When Mehmet II, known as Fatih (the Conqueror), came to power in 1451 as a young man, he needed an impressive military victory to solidify his dominance of the powerful noble class. As the Ottomans controlled all of Anatolia and most of the Balkans by this time, it was obvious that the great city should be theirs. Mehmet decided it should be sooner rather than later.
The story of the Conquest is thrilling, full of bold strokes and daring exploits, heroism, treachery and intrigue. Mehmet started with the two great fortresses on the Bosphorus. Rumeli Hisarı, the larger one, was built in an incredibly short four months on the European side. Anadolu Hisarı, the smaller one on the Asian side built half a century earlier by Yıldırım Beyazıt, was repaired and brought to readiness. Together they controlled the strait’s narrowest point.
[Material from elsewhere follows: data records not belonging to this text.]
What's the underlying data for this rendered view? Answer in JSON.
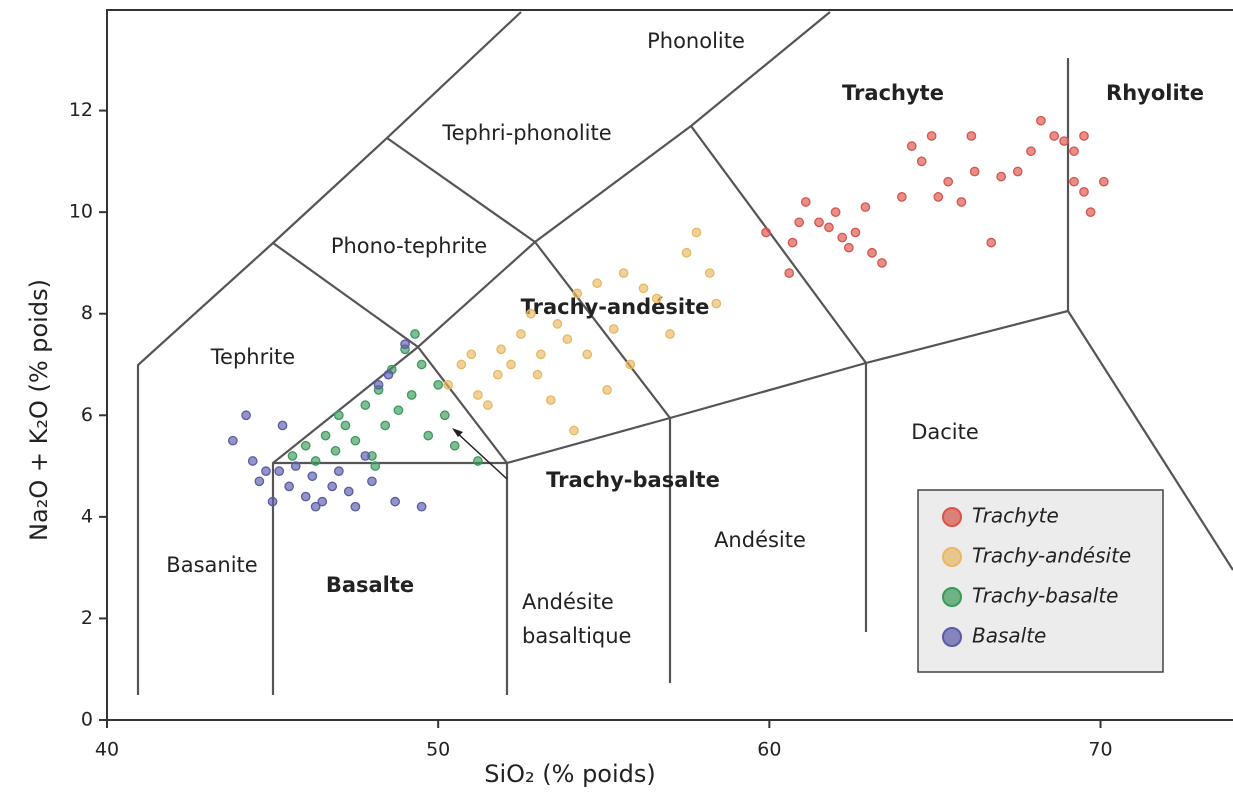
{
  "chart_data": {
    "type": "scatter",
    "xlabel": "SiO₂ (% poids)",
    "ylabel": "Na₂O + K₂O (% poids)",
    "xlim": [
      40,
      74
    ],
    "ylim": [
      0,
      14
    ],
    "xticks": [
      40,
      50,
      60,
      70
    ],
    "yticks": [
      0,
      2,
      4,
      6,
      8,
      10,
      12
    ],
    "legend": "lower right",
    "annotations": [
      "Phonolite",
      "Tephri-phonolite",
      "Phono-tephrite",
      "Trachyte",
      "Rhyolite",
      "Tephrite",
      "Trachy-andésite",
      "Trachy-basalte",
      "Dacite",
      "Andésite",
      "Basanite",
      "Basalte",
      "Andésite basaltique"
    ],
    "series": [
      {
        "name": "Trachyte",
        "color": "#d9534a",
        "x": [
          59.9,
          60.6,
          60.7,
          60.9,
          61.1,
          61.5,
          61.8,
          62.0,
          62.2,
          62.4,
          62.6,
          62.9,
          63.1,
          63.4,
          64.0,
          64.3,
          64.6,
          64.9,
          65.1,
          65.4,
          65.8,
          66.2,
          66.7,
          67.0,
          67.5,
          67.9,
          68.2,
          68.6,
          68.9,
          69.2,
          69.5,
          69.2,
          69.5,
          70.1,
          69.7,
          66.1
        ],
        "values": [
          9.6,
          8.8,
          9.4,
          9.8,
          10.2,
          9.8,
          9.7,
          10.0,
          9.5,
          9.3,
          9.6,
          10.1,
          9.2,
          9.0,
          10.3,
          11.3,
          11.0,
          11.5,
          10.3,
          10.6,
          10.2,
          10.8,
          9.4,
          10.7,
          10.8,
          11.2,
          11.8,
          11.5,
          11.4,
          11.2,
          11.5,
          10.6,
          10.4,
          10.6,
          10.0,
          11.5
        ]
      },
      {
        "name": "Trachy-andésite",
        "color": "#e8b864",
        "x": [
          50.3,
          50.7,
          51.0,
          51.2,
          51.5,
          51.9,
          52.2,
          52.5,
          52.8,
          53.1,
          53.4,
          53.6,
          53.9,
          54.2,
          54.5,
          54.8,
          55.1,
          55.3,
          55.6,
          55.8,
          56.2,
          56.6,
          57.0,
          57.5,
          57.8,
          58.2,
          58.4,
          54.1,
          53.0,
          51.8
        ],
        "values": [
          6.6,
          7.0,
          7.2,
          6.4,
          6.2,
          7.3,
          7.0,
          7.6,
          8.0,
          7.2,
          6.3,
          7.8,
          7.5,
          8.4,
          7.2,
          8.6,
          6.5,
          7.7,
          8.8,
          7.0,
          8.5,
          8.3,
          7.6,
          9.2,
          9.6,
          8.8,
          8.2,
          5.7,
          6.8,
          6.8
        ]
      },
      {
        "name": "Trachy-basalte",
        "color": "#3a9a5a",
        "x": [
          45.6,
          46.0,
          46.3,
          46.6,
          46.9,
          47.2,
          47.5,
          47.8,
          48.0,
          48.2,
          48.4,
          48.6,
          48.8,
          49.0,
          49.2,
          49.5,
          49.7,
          50.0,
          50.2,
          50.5,
          51.2,
          48.1,
          47.0,
          49.3
        ],
        "values": [
          5.2,
          5.4,
          5.1,
          5.6,
          5.3,
          5.8,
          5.5,
          6.2,
          5.2,
          6.5,
          5.8,
          6.9,
          6.1,
          7.3,
          6.4,
          7.0,
          5.6,
          6.6,
          6.0,
          5.4,
          5.1,
          5.0,
          6.0,
          7.6
        ]
      },
      {
        "name": "Basalte",
        "color": "#5a5aa8",
        "x": [
          43.8,
          44.2,
          44.4,
          44.6,
          44.8,
          45.0,
          45.3,
          45.5,
          45.7,
          46.0,
          46.2,
          46.5,
          46.8,
          47.0,
          47.3,
          47.5,
          47.8,
          48.2,
          48.5,
          48.0,
          48.7,
          49.0,
          49.5,
          46.3,
          45.2
        ],
        "values": [
          5.5,
          6.0,
          5.1,
          4.7,
          4.9,
          4.3,
          5.8,
          4.6,
          5.0,
          4.4,
          4.8,
          4.3,
          4.6,
          4.9,
          4.5,
          4.2,
          5.2,
          6.6,
          6.8,
          4.7,
          4.3,
          7.4,
          4.2,
          4.2,
          4.9
        ]
      }
    ]
  }
}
The Byzantines had closed the mouth of the Golden Horn with a heavy chain to prevent Ottoman boats from sailing in and attacking the city walls on the northern side. In another bold stroke, Mehmet marshalled his boats at a cove (now covered by Dolma-bahce Palace) and had them transported overland on rollers and slides, by night, up the valley (where the Hilton hotel now stands) and down the other side into the Golden Horn at Kasımpaşa. He caught the Byzantine defenders completely by surprise and soon had the Golden Horn under control.
The last great obstacle was the mighty bastion of land walls on the western side. No matter how heavily Mehmet’s cannons battered them by day, the Byzantines would rebuild them by night and, come daybreak, the impetuous young sultan would find himself back where he’d started. Then he received a proposal from a Hungarian cannon founder called Urban who had come to offer his services to the Byzantine emperor for the defence of Christendom against the infidels. Finding that the emperor had no money, he went to Mehmet and offered to make the most enormous cannon ever. Mehmet, who had lots of money, accepted the offer, and the cannon was cast and tested in Edirne.
The first shot, which terrified hundreds of peasants, sent a huge ball 1.5 km, where it buried itself 2 m below ground. The jubilant sultan had his new toy transported to the front lines and started firing. A special crew worked for hours to ready it for each shot, for every firing wrecked the mount, and the gun had to be cooled with buckets of water.
Despite the inevitability of the conquest, the emperor refused surrender terms offered by Mehmet on 23 May 1453, preferring to wait in hope that Christendom would come and save him. On 28 May the final attack began, and by the evening of the 29th Mehmet’s troops were in control of every quarter. The emperor, Constantine XI Drapases, died in battle, fighting on the walls Mehmet’s triumphant entry into the world’s greatest city on the evening of 29 May is commemorated every year in İstanbul. Those parts of the city which did not resist his troops were spared, and their churches guaranteed. Those that resisted were sacked for the customary three days and their churches turned into mosques. As for Sancta Sophia, the greatest church in Christendom (St Peter’s in Rome, though larger, was not begun until 1506), it was converted immediately into a mosque.